Frequently Asked Questions

How are platforms selected for review?

We prioritize platforms with meaningful traction (assets/users), regulatory clarity, and structural transparency. Selection does not imply endorsement—many reviewed platforms receive critical assessment.

Are these reviews sponsored or influenced by platforms?

No. We maintain zero financial relationships with reviewed platforms. Reviews are based solely on publicly available information and independent analysis.

What factors indicate lower operational risk in alternative investment platforms?

Lower operational risk generally correlates with: SEC-registered status (broker-dealer, RIA, or funding portal), qualified custodian usage, transparent fee structures, and clear regulatory compliance. However, 'lower operational risk' is not a safety guarantee or recommendation—all alternative investments carry inherent risks including illiquidity, market risk, and potential loss of capital that differ fundamentally from FDIC-insured accounts. Platform structure affects operational risk but does not eliminate investment risk.

How do I know if a platform is regulated?

Check platform disclosures for SEC registration (broker-dealer, RIA, funding portal), FINRA membership, state securities registrations, or equivalent non-US regulatory oversight. Regulated platforms must file public disclosures (Form ADV, Form BD, offering circulars) available through SEC EDGAR or state securities regulators. Absence of clear regulatory disclosure is a red flag.

What fees should I expect on alternative investment platforms?

Fee structures vary significantly: Real estate and private credit platforms typically charge 1-2% annual management fees plus 10-20% performance fees (carry). Tokenized platforms may charge protocol fees (0.1-1%) plus underlying asset fees. BDCs have expense ratios of 3-8%. Always calculate total fee burden including management, performance, administrative, and underlying asset fees. Fees above 3% annually require exceptional returns to justify.

Are tokenized RWAs securities?

Many tokenized real-world assets representing ownership interests, profit shares, or investment contracts are often treated as securities under U.S. law depending on their specific structure and characteristics. Tokenization does not inherently change underlying legal classification. Many tokenized treasuries, credit instruments, and equity tokens are explicitly structured as securities with appropriate registrations or exemptions. Unregistered offerings claiming non-security status warrant careful evaluation. Consult legal counsel for specific guidance on any tokenized asset.
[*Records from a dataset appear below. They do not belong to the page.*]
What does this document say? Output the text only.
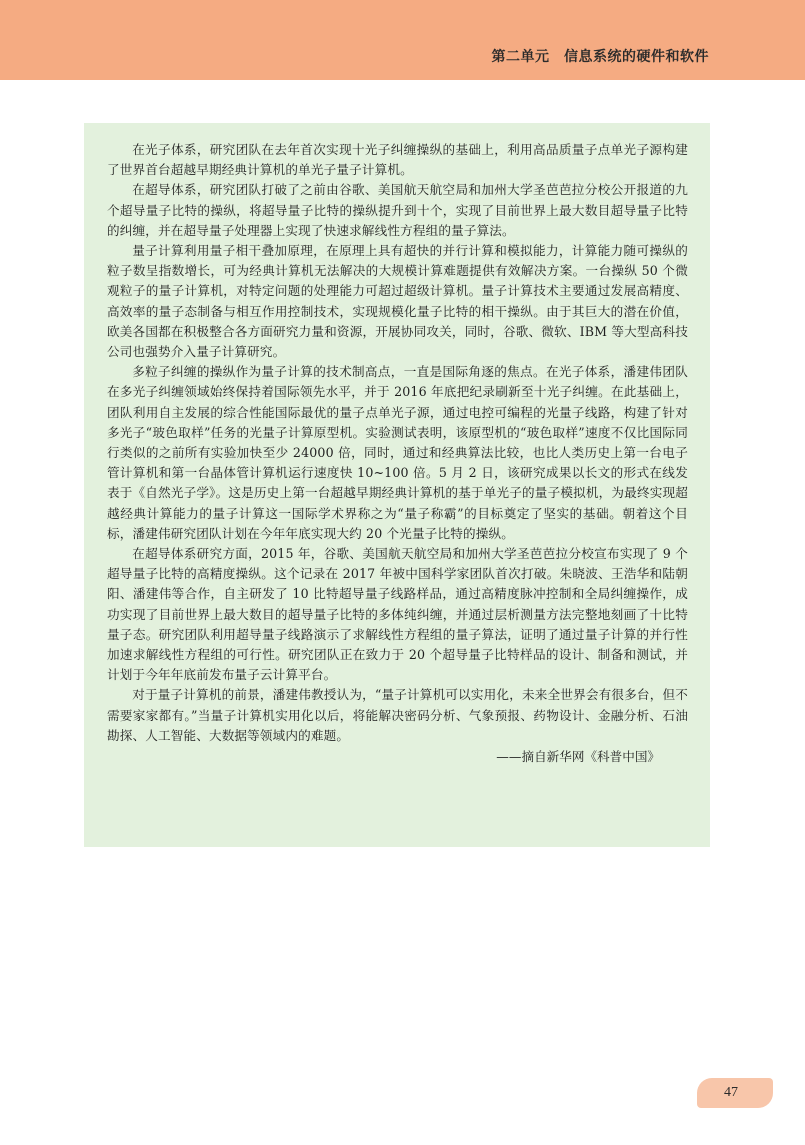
第二单元　信息系统的硬件和软件

在光子体系，研究团队在去年首次实现十光子纠缠操纵的基础上，利用高品质量子点单光子源构建了世界首台超越早期经典计算机的单光子量子计算机。

在超导体系，研究团队打破了之前由谷歌、美国航天航空局和加州大学圣芭芭拉分校公开报道的九个超导量子比特的操纵，将超导量子比特的操纵提升到十个，实现了目前世界上最大数目超导量子比特的纠缠，并在超导量子处理器上实现了快速求解线性方程组的量子算法。

量子计算利用量子相干叠加原理，在原理上具有超快的并行计算和模拟能力，计算能力随可操纵的粒子数呈指数增长，可为经典计算机无法解决的大规模计算难题提供有效解决方案。一台操纵 50 个微观粒子的量子计算机，对特定问题的处理能力可超过超级计算机。量子计算技术主要通过发展高精度、高效率的量子态制备与相互作用控制技术，实现规模化量子比特的相干操纵。由于其巨大的潜在价值，欧美各国都在积极整合各方面研究力量和资源，开展协同攻关，同时，谷歌、微软、IBM 等大型高科技公司也强势介入量子计算研究。

多粒子纠缠的操纵作为量子计算的技术制高点，一直是国际角逐的焦点。在光子体系，潘建伟团队在多光子纠缠领域始终保持着国际领先水平，并于 2016 年底把纪录刷新至十光子纠缠。在此基础上，团队利用自主发展的综合性能国际最优的量子点单光子源，通过电控可编程的光量子线路，构建了针对多光子“玻色取样”任务的光量子计算原型机。实验测试表明，该原型机的“玻色取样”速度不仅比国际同行类似的之前所有实验加快至少 24000 倍，同时，通过和经典算法比较，也比人类历史上第一台电子管计算机和第一台晶体管计算机运行速度快 10~100 倍。5 月 2 日，该研究成果以长文的形式在线发表于《自然光子学》。这是历史上第一台超越早期经典计算机的基于单光子的量子模拟机，为最终实现超越经典计算能力的量子计算这一国际学术界称之为“量子称霸”的目标奠定了坚实的基础。朝着这个目标，潘建伟研究团队计划在今年年底实现大约 20 个光量子比特的操纵。

在超导体系研究方面，2015 年，谷歌、美国航天航空局和加州大学圣芭芭拉分校宣布实现了 9 个超导量子比特的高精度操纵。这个记录在 2017 年被中国科学家团队首次打破。朱晓波、王浩华和陆朝阳、潘建伟等合作，自主研发了 10 比特超导量子线路样品，通过高精度脉冲控制和全局纠缠操作，成功实现了目前世界上最大数目的超导量子比特的多体纯纠缠，并通过层析测量方法完整地刻画了十比特量子态。研究团队利用超导量子线路演示了求解线性方程组的量子算法，证明了通过量子计算的并行性加速求解线性方程组的可行性。研究团队正在致力于 20 个超导量子比特样品的设计、制备和测试，并计划于今年年底前发布量子云计算平台。

对于量子计算机的前景，潘建伟教授认为，“量子计算机可以实用化，未来全世界会有很多台，但不需要家家都有。”当量子计算机实用化以后，将能解决密码分析、气象预报、药物设计、金融分析、石油勘探、人工智能、大数据等领域内的难题。

——摘自新华网《科普中国》

47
How often are reviews updated?

Reviews are updated quarterly or when material changes occur (regulatory actions, structural changes, significant incidents). Last updated dates are prominently displayed on each review.
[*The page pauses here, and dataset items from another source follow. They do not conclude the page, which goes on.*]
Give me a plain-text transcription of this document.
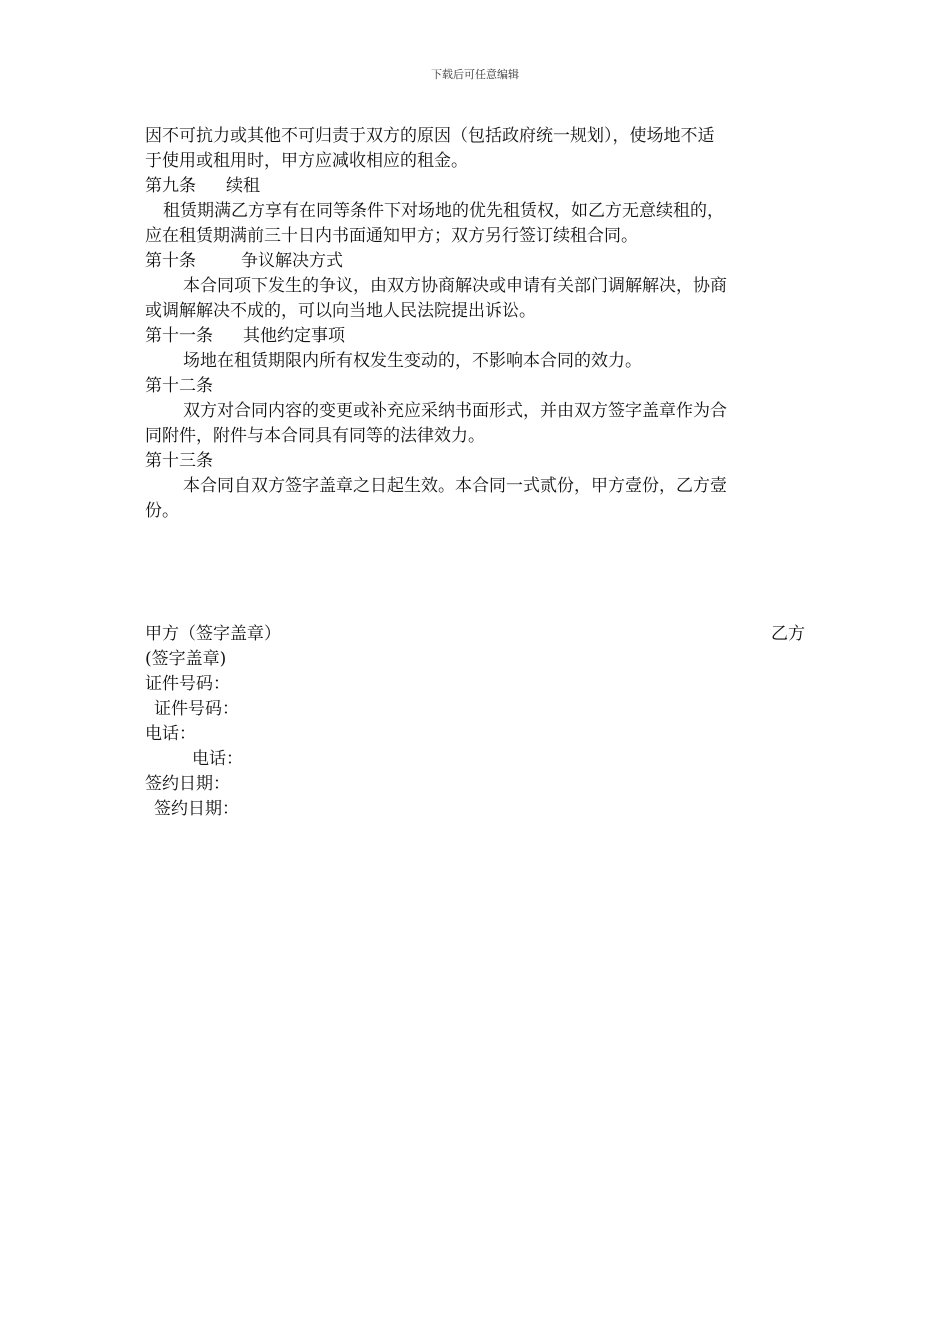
下载后可任意编辑
因不可抗力或其他不可归责于双方的原因（包括政府统一规划），使场地不适
于使用或租用时，甲方应减收相应的租金。
第九条 续租
租赁期满乙方享有在同等条件下对场地的优先租赁权，如乙方无意续租的，
应在租赁期满前三十日内书面通知甲方；双方另行签订续租合同。
第十条	争议解决方式
本合同项下发生的争议，由双方协商解决或申请有关部门调解解决，协商
或调解解决不成的，可以向当地人民法院提出诉讼。
第十一条 其他约定事项
场地在租赁期限内所有权发生变动的，不影响本合同的效力。
第十二条
双方对合同内容的变更或补充应采纳书面形式，并由双方签字盖章作为合
同附件，附件与本合同具有同等的法律效力。
第十三条
本合同自双方签字盖章之日起生效。本合同一式贰份，甲方壹份，乙方壹
份。
甲方（签字盖章）	乙方
(签字盖章)
证件号码：
证件号码：
电话：
电话：
签约日期：
签约日期：
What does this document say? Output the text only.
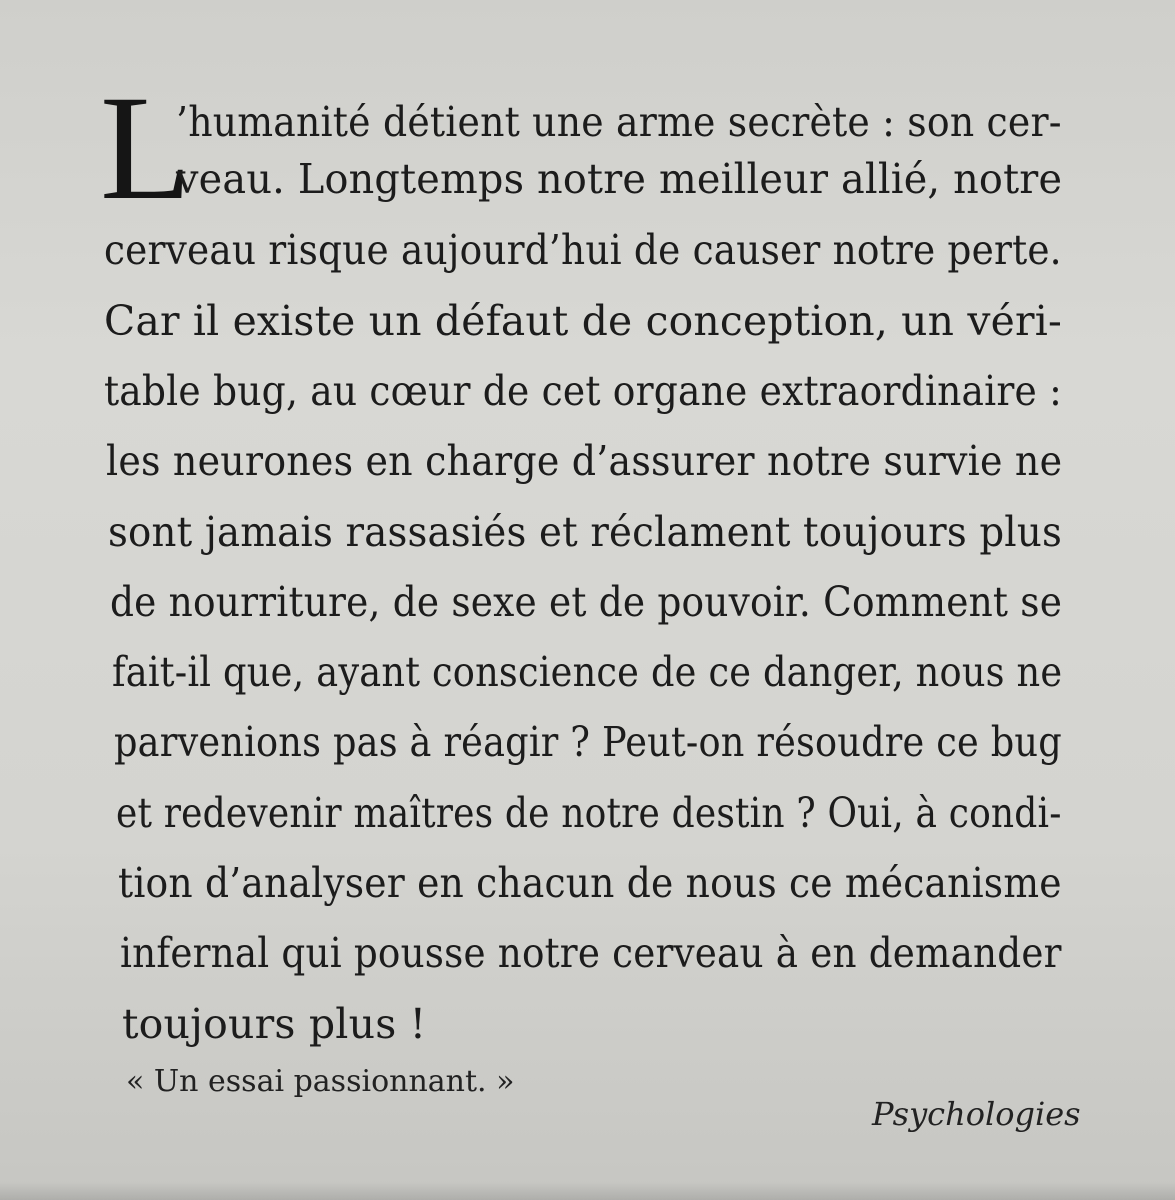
L
’humanité détient une arme secrète : son cer-
veau. Longtemps notre meilleur allié, notre
cerveau risque aujourd’hui de causer notre perte.
Car il existe un défaut de conception, un véri-
table bug, au cœur de cet organe extraordinaire :
les neurones en charge d’assurer notre survie ne
sont jamais rassasiés et réclament toujours plus
de nourriture, de sexe et de pouvoir. Comment se
fait-il que, ayant conscience de ce danger, nous ne
parvenions pas à réagir ? Peut-on résoudre ce bug
et redevenir maîtres de notre destin ? Oui, à condi-
tion d’analyser en chacun de nous ce mécanisme
infernal qui pousse notre cerveau à en demander
toujours plus !
« Un essai passionnant. »
Psychologies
Editorial Independence and Review Methodology

AltStreet provides independent research and maintains zero financial relationships with reviewed platforms. Reviews are based solely on publicly available disclosures, regulatory filings, platform documentation, and structural analysis using our three-pillar evaluation framework. Any exceptions to this independence policy are explicitly disclosed within individual reviews.

Platform reviews are for educational and informational purposes only and do not constitute investment advice, recommendations, or endorsements. Alternative investments involve significant risks including illiquidity, complexity, and potential loss of capital. Investors should conduct independent due diligence and consult qualified financial, tax, and legal professionals before making investment decisions. Historical performance and platform characteristics are subject to change. Review accuracy depends on disclosure quality—platforms with opaque structures receive appropriately cautious assessments.